Who is the main character of "Julius Caesar" —Caesar or someone else?
Although we aren't surprised that Caesar is killed, we are a little surprised at when he is killed. The play is named for him, but he is in the play only a short time. This leads us to believe that Caesar may not be the main character in the story—if he isn't, who is?
I believe that the main character in Shakespeare's Julius Caesar is Marcus Brutus. The play is named for Caesar, but it is actually what happens to him, and in Rome after his death, that marks the play as a true "tragedy."
Some sources insist that Caesar cannot be ignored in this play, even though he is in it only for a short time. It is Caesar at the center of the story as Brutus, Cassius, et al, conspire to murder him. His importance in the play cannot be underplayed, even after his death.
It is, however, Brutus who seems to be the one man most capable of driving the plot. He loves Rome, but is fearful that Caesar does not love Rome enough. Brutus decides to participate in Caesar's murder even though Brutus loves Caesar. He explains his actions to the crowd after Caesar's death, and is ready to face any criticism from any friend of Caesar, for what has happened—that it is not that he loved Caesar less, but loved Rome more than he loved Caesar, and this is the thread of his logic throughout the play.
If there be any in this assembly, any dear friend of Caesar's, to him I say that Brutus' love to Caesar was no less than his. If then that friend demand why Brutus rose against Caesar, this is my answer: Not that I loved Caesar less, but that I loved Rome more. (III.ii.18-22)
Brutus is idealistic; devoted to republicanism; may lack political judgment (he seems easily manipulated); he may join the conspirators for the wrong reason; and, he is tragic hero.

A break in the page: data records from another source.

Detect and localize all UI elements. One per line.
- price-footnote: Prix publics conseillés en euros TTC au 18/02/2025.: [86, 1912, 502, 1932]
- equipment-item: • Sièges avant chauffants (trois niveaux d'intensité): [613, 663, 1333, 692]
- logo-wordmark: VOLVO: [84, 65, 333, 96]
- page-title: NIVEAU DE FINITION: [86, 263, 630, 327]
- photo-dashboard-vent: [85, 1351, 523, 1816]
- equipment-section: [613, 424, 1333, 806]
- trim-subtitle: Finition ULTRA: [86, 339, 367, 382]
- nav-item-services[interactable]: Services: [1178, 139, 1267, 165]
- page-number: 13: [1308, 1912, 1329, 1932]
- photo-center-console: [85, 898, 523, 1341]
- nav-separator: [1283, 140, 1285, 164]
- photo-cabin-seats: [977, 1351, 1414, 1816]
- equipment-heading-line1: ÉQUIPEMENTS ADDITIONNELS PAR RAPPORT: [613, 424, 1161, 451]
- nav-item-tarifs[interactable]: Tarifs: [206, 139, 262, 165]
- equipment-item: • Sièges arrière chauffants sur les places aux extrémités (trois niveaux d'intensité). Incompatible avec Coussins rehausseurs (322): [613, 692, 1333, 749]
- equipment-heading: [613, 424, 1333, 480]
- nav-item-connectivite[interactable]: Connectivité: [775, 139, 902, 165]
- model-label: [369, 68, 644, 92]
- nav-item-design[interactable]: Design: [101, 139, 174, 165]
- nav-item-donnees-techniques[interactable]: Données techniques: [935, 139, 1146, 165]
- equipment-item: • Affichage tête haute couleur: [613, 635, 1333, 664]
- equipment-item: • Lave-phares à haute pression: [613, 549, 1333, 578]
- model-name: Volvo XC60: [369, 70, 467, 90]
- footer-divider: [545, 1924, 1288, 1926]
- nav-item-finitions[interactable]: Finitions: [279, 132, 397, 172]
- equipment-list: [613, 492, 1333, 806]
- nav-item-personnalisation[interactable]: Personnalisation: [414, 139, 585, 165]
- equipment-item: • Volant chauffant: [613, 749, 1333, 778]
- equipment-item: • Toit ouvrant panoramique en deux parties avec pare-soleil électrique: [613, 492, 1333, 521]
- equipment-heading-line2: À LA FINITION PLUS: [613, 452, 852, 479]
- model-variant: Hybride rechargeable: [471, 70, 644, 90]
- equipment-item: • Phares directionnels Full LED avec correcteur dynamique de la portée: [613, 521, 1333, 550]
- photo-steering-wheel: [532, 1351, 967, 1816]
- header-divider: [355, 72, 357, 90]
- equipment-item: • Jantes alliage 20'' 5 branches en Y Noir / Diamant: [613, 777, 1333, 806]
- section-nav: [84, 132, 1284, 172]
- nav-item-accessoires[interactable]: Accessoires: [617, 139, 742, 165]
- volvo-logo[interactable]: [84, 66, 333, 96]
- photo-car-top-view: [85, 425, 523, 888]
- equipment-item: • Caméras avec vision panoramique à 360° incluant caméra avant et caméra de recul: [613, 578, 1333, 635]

Brutus is the story's main tragic figure. He is a noble citizen of Rome, one loved by Caesar—who loves Caesar in return, but becomes involved in Cassius' plot in order (he says) to guarantee Rome's "freedom." Brutus' actions have grave consequences; they:
plunge...him into a personal conflict and his country into civil war.
While the play is named for Julius Caesar, Caesar is only in three scenes. Brutus, who is listed far below Caesar in the original list of characters, is in the play much more, even in the play's final scene, when he dies.
To look upon Caesar as 'the real as well as the nominal hero' of the play, however, is [a] mistake. Shakespeare's Caesar does not fulfill the demands of a tragic hero...
A.C. Bradley distinguishes between Caesar's role and that of Brutus without detracting from either one: Caesar...is in a sense the dominating figure in the story, but Brutus is the 'hero.'
Aristotle lists the characteristics of a tragic hero as: the hero must be a great man; he must die due to a tragic flaw; and, his death must be his own fault. As a tragic hero, Brutus must have a tragic flaw, which is seen by some as:
...his philosophical commitment to principle...
Brutus is a great man, well-loved and respected by Caesar. He dies because of a tragic flaw, which is his overzealous sense of commitment to republicanism, leading to murder and civil war; and, his death is his own fault in that he had a choice in joining Cassius; he doesn't check Cassius' "facts;" he allows himself to be manipulated.
Tragedy often works precisely because the protagonist in choosing good, chooses something that will lead to unhappiness.
I believe that Brutus is the main character, that he is our tragic hero, and the story's protagonist. And for a good reason, he makes a bad choice.